How can Google expect users to trust them with an app when they could shut it down at any time. No thanks Google.

I have more faith Google keeping Google Keep alive than Reader. From the data mining perspective it makes a lot of sense:
Reader gave them data on what you read, what sites you're interested in, but even this was a—potentially huge—haystack from which Google still had to pick the things you're really interested in, only slightly aided by the fact that you might've shared one or the other article using the buttons on Google Reader's web interface.

Google Keep will give them insight into the things that are important enough for you to have them saved permanently. It has the potential to give them data that's more useful than what they get from search, because you're doing the filtering and the only thing you save are the pertinent bits. It removes a huge amount of uncertainty for them.

Combined with data gathered through their search products and various social networks, Google not only knows what it is you're really interested in, but—in some cases—also how you came to acquire that information. After a while this'll make predicting your (re-)search behaviour and decision process a lot easier for them.

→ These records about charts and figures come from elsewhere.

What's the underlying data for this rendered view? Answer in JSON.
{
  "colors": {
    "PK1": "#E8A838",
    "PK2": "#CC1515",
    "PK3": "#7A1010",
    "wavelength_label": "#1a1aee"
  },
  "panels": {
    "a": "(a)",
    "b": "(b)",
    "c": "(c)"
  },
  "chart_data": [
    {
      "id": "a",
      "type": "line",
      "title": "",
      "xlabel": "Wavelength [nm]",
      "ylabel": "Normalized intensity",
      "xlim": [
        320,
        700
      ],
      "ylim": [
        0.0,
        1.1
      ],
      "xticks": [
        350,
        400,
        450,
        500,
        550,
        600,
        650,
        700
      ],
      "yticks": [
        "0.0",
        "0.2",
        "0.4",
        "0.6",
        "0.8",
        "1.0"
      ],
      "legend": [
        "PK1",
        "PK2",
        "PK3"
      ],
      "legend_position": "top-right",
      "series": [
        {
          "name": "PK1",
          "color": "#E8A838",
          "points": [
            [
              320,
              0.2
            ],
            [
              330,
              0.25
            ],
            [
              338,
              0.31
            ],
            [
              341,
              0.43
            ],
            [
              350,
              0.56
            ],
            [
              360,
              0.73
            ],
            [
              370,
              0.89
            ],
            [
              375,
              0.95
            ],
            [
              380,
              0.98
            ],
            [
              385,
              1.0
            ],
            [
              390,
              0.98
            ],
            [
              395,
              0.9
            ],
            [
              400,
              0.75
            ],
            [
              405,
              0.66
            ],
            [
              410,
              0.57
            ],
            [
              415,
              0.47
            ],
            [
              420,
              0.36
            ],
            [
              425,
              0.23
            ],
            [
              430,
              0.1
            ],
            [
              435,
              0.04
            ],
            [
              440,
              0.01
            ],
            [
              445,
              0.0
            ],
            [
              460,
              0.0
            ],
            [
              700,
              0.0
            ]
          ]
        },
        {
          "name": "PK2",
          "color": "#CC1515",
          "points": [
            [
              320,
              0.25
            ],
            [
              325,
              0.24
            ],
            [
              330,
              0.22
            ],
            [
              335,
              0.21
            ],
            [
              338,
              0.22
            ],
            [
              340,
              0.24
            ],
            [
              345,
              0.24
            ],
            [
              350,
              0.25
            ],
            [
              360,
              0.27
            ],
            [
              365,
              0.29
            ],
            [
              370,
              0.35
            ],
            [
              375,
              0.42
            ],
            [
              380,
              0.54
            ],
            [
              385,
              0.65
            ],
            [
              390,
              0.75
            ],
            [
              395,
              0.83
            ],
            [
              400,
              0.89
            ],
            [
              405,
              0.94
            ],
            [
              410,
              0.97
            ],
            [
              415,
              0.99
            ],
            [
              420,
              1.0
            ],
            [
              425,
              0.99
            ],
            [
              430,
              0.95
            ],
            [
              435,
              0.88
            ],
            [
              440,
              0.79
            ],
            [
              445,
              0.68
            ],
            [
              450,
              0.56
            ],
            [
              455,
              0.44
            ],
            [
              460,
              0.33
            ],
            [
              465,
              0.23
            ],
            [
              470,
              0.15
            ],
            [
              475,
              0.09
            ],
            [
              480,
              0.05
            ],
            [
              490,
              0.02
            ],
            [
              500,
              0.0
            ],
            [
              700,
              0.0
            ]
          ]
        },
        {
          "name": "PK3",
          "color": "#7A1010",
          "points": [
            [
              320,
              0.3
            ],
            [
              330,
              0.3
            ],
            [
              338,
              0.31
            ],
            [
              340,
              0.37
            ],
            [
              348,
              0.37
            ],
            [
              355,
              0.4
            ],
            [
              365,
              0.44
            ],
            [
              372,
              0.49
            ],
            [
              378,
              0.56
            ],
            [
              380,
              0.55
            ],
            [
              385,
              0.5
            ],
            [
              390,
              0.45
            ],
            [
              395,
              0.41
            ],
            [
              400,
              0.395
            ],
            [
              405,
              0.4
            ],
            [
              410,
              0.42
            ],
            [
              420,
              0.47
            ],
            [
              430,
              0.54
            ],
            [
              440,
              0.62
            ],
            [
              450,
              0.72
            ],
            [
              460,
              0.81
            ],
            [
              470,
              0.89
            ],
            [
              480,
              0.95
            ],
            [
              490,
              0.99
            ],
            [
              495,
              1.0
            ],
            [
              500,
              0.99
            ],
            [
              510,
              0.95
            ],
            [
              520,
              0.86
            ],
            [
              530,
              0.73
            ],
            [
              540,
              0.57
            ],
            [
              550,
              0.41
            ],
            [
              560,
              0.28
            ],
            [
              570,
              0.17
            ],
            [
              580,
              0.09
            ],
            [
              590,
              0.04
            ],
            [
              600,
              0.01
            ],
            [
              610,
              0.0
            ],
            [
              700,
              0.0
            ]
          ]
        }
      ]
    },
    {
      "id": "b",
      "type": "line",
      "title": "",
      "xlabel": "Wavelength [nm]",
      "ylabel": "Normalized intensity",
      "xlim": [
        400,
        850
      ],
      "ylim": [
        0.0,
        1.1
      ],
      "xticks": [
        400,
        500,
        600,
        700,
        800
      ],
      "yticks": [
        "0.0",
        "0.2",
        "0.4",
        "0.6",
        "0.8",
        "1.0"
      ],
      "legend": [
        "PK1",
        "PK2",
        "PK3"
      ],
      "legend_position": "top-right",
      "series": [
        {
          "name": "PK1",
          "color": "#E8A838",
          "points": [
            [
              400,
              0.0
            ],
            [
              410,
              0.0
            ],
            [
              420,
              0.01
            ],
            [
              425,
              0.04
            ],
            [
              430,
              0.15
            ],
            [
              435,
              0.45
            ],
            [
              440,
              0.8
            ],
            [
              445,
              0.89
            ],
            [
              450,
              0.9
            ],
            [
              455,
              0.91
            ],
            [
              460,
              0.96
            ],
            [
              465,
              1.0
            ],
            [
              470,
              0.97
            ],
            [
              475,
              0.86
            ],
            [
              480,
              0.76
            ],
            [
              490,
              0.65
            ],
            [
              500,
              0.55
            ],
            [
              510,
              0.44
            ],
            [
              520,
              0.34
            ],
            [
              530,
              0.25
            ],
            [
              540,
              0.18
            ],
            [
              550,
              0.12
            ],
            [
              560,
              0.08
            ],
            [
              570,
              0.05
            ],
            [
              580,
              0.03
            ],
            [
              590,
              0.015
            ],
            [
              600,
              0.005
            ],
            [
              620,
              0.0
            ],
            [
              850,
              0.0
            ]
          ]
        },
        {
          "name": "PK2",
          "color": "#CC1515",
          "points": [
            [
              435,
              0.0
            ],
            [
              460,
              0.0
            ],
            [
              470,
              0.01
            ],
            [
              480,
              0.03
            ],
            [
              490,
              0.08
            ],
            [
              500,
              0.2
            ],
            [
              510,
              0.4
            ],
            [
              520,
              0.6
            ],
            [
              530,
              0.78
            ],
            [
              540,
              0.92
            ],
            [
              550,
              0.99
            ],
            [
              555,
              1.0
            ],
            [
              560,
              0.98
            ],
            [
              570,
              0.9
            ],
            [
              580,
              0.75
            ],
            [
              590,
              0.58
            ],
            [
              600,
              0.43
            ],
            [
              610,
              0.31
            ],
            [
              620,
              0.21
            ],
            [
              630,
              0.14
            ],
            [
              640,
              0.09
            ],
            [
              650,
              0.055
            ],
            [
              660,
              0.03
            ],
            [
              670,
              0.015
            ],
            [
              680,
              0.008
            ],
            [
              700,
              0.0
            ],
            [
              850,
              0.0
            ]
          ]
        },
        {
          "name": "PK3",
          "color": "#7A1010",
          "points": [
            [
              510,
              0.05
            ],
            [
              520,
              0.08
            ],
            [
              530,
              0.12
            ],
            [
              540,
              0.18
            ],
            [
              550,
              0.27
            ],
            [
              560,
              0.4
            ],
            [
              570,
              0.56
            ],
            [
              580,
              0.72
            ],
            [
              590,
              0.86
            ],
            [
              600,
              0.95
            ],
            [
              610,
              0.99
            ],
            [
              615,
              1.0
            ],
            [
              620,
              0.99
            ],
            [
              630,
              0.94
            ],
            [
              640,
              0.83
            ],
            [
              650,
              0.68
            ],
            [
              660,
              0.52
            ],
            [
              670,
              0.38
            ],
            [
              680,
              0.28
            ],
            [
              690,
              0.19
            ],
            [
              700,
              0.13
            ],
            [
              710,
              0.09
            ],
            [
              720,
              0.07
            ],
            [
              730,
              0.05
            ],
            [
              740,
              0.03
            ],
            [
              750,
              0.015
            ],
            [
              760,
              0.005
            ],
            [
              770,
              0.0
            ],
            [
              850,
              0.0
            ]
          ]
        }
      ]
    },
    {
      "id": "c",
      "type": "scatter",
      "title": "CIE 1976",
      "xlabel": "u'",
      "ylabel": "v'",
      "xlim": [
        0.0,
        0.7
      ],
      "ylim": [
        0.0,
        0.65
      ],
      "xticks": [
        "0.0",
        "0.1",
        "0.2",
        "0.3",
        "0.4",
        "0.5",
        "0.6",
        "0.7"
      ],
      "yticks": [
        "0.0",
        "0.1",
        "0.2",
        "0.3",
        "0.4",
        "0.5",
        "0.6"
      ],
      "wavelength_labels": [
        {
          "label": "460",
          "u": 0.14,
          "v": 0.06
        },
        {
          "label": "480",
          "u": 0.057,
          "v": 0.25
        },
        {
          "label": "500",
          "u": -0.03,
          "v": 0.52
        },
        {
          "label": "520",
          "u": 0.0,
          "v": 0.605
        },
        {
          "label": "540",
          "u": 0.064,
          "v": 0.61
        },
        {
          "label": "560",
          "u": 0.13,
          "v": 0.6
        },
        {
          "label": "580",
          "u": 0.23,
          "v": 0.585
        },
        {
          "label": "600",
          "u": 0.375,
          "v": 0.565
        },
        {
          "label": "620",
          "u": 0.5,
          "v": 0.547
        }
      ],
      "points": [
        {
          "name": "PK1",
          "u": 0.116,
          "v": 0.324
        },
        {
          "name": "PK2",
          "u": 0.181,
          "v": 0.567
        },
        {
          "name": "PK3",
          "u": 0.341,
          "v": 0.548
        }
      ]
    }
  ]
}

Last but not least there's the data from the real world that you input that Google might've had close to no access before. Users will be saving photographs of information they need to remember in there, maybe some documents and other random pieces of data that Google would've not seen before. All available for them to analyse and store.

What this means for Google is the ability to tell their customers that they have a more complete picture of the product (= you) they're buying.


As an aside:
I've been an Evernote user for many years, since the first private beta actually, and even though the service has many problems and I've pretty much stopped using it, I was glad that it has always been a service that didn't rely on the company selling my data to make money.